Di dalam negeri saja, Muhammadiyah di masa kepemimpinan Haedar dan Mu’ti sukses membuka lembaga pendidikan di daerah dengan basis warga non-Muslim. Siswanya adalah non-Muslim dan tidak dipaksa untuk belajar materi Agama Islam. Mereka tetap mendapat pendidikan agama sesuai keyakinannya, hanya ditambah materi Kemuhammadiyahan.

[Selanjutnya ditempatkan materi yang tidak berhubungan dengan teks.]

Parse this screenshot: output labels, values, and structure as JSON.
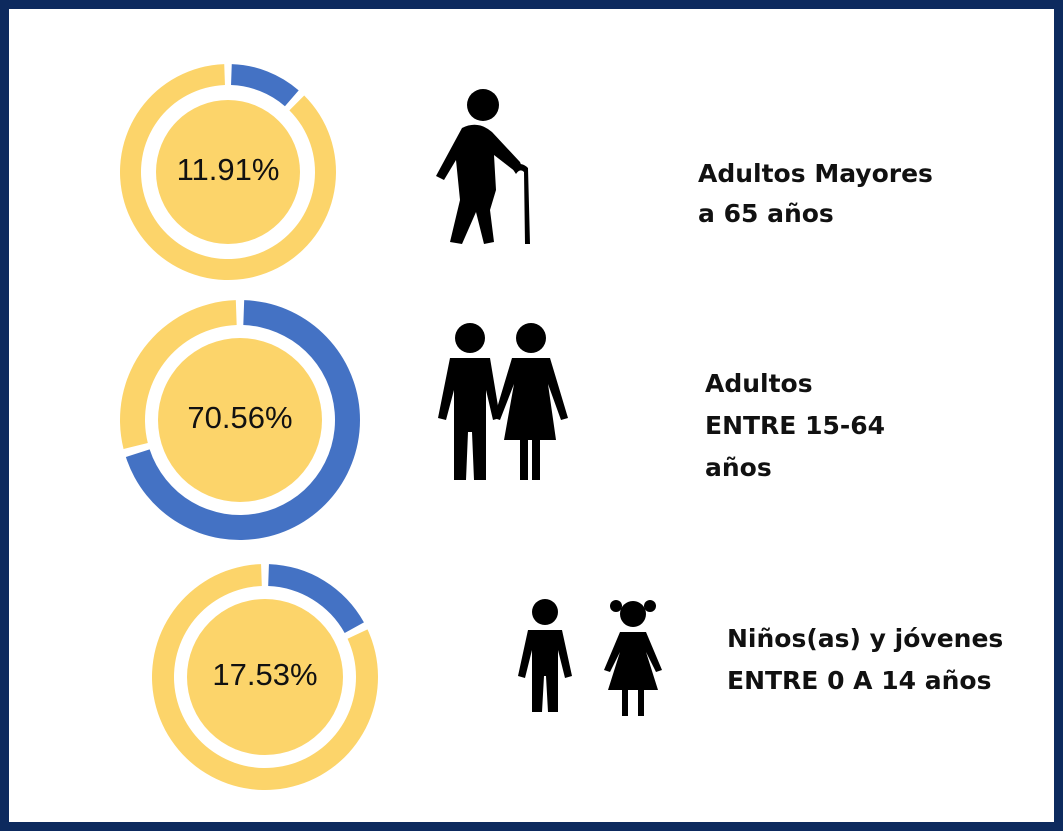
{
  "chart_data": [
    {
      "type": "donut",
      "values": [
        11.91
      ],
      "value_labels": [
        "11.91%"
      ],
      "color": "#4472c4",
      "track_color": "#fcd46a",
      "label": [
        "Adultos Mayores",
        "a 65 años"
      ]
    },
    {
      "type": "donut",
      "values": [
        70.56
      ],
      "value_labels": [
        "70.56%"
      ],
      "color": "#4472c4",
      "track_color": "#fcd46a",
      "label": [
        "Adultos",
        "ENTRE 15-64",
        "años"
      ]
    },
    {
      "type": "donut",
      "values": [
        17.53
      ],
      "value_labels": [
        "17.53%"
      ],
      "color": "#4472c4",
      "track_color": "#fcd46a",
      "label": [
        "Niños(as) y jóvenes",
        "ENTRE 0 A 14 años"
      ]
    }
  ]
}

Belum lagi di luar negeri. Sudah berapa banyak Cabang Istimewa Muhammadiyah berdiri. Bahkan satu prestasi yang membanggakan, Universitas Muhammadiyah akhirnya punya kampus di Malaysia. Namanya, Universiti Muhammadiyah Malaysia (UMAM). Ini menjadi kampus pertama Ormas Islam Indonesia di luar negeri.

Melihat konteks saat ini, tampaknya ujian bagi Haedar dan Mu’ti akan lebih berat. Kita tahu, Indonesia tengah bersiap menyambut tahun politik. Sementara, konstelasi pilpres yang segera datang cukup pelik lantaran munculnya politik kebencian imbas Pilgub DKI Jakarta 2017 yang tidak tuntas hingga saat ini.

Keputusan yang diambil Muhammadiyah kala itu pun tepat, menjauh dari panasnya politik dengan mengimbau warganya untuk tidak dukung mendukung dengan membawa nama persyarikatan. Pilihan politik diserahkan sepenuhnya kepada warga secara pribadi.

Dengan kontestasi yang sudah terasa panas di awal, keistiqomahan Muhammadiyah untuk bergerak di jalannya kembali diuji. Tetapi saya yakin, Haedar dan Mu’ti akan mampu kembali menjalankan perannya sebagai penjaga keistiqomahan tersebut.